The 52-year-old Kentuckian has been making great music for a long time following his initial post-college career as a mine reclamation inspector and as a miner’s consultant. I have loved his music since his self-titled debut in 1998, but surprisingly, major fame has alluded him. Perhaps he is too authentic so Nashville country radio does not play his music, and perhaps because he is too twangy so other listeners write him off. But you should not let your prejudices detour you from discovering his music. Not surprisingly, he is often compared to Steve Earle, another artist who bucked convention and makes intelligent and enthralling music.
John Prine, who joins Knight on the title track of the latest album, is another inspiration. Although I initially was surprised to learn that Knight started out by teaching himself John Prine songs, the connection makes sense when you hear the honest stories of down and out people in the music of both men.
Knight’s music has always featured honest stories about real life, and his latest album, Little Victories reflects much of the anger of the times, whether he is singing about tough times or broken hearts, as he does in this performance of “Missing You” with his band the Drunken Boaters at Fountain Square in Downtown Cincinnati on July 19, 2011.
Little Victories starts off with a hard sound on the first several songs, setting the stage for the anger of the times. Check out the opening song “In the Meantime.”
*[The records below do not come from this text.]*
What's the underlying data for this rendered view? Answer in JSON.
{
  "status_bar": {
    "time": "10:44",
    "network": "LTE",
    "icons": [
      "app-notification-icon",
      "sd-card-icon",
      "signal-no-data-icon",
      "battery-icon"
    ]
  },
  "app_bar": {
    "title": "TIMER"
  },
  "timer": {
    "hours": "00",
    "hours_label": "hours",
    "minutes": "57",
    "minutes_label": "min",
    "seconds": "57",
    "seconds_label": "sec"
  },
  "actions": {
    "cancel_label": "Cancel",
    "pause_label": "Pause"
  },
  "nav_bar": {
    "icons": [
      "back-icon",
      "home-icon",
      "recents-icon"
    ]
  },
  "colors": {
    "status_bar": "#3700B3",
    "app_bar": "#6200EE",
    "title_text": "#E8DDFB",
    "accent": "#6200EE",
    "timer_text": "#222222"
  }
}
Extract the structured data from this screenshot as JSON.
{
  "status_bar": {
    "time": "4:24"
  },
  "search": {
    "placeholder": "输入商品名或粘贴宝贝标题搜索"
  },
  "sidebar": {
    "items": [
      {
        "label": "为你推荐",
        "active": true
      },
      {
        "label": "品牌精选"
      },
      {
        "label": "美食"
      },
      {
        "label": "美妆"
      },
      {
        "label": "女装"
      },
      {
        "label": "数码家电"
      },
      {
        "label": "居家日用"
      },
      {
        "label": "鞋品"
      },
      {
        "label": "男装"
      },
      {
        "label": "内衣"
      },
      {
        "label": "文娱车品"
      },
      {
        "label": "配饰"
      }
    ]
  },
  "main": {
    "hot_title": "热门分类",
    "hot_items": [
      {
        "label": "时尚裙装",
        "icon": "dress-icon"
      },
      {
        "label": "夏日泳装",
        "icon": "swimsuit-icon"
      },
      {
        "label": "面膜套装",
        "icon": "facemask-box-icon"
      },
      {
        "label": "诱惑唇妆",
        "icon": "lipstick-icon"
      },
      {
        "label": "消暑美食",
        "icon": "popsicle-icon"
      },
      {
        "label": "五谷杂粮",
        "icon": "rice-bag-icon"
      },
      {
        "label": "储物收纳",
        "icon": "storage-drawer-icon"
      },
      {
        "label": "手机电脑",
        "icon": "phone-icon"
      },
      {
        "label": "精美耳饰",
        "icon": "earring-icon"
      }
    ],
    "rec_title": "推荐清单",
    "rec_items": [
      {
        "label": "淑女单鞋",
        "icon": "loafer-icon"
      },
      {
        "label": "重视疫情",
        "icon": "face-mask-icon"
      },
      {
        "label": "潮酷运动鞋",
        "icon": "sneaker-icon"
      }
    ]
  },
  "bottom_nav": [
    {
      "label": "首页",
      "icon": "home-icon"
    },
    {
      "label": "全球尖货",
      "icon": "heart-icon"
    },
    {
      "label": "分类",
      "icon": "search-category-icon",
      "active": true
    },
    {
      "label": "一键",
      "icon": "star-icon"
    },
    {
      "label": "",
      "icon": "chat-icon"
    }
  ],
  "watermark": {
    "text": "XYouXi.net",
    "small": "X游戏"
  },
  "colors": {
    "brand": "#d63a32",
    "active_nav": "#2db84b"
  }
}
One of my favorite songs on the album, which is not available on YouTube, is “You Can’t Trust No One.” It is one of those songs that made me stop when it came on as I tried to figure out what it was about and what he was saying. My best guess is that it is some kind of sci-fi post-apocalyptic song, or a warning of where we may be going, or a prediction. Whereas Springsteen’s “We Take Care of Our Own” may give us some comfort in dark times, Knight’s characters recognize that sometimes platitudes fail, as he sings in the chorus to “You Can’t Trust No One.”
“People, won’t you come together, we’ve all got to live as one;
I ain’t right sure what that means but I reckon it sounds like fun;
Everybody pack your picnic lunch, and everybody pack your gun,
‘Cause you can’t trust no one.”
Later in the album, the music is less angry but the tough times are still there, as on “Nuthin’ on Me.” In “Out of this Hole” Knight contemplates the hole that many people around the world have fallen into.
The songs above give a little sense of the new album, but I am not sure you can get a sense of the darkness of the album from some performances before loud patrons in drinking establishments. In an interview some years ago, Knight explained, that he relates “to people in desperate situations doing what they got to do to get…doing what they do and then living with it. The living with it part is kind of what intrigues me.” If you also are intrigued by how people survive tough times, sit back with some bourbon and listen to Little Victories.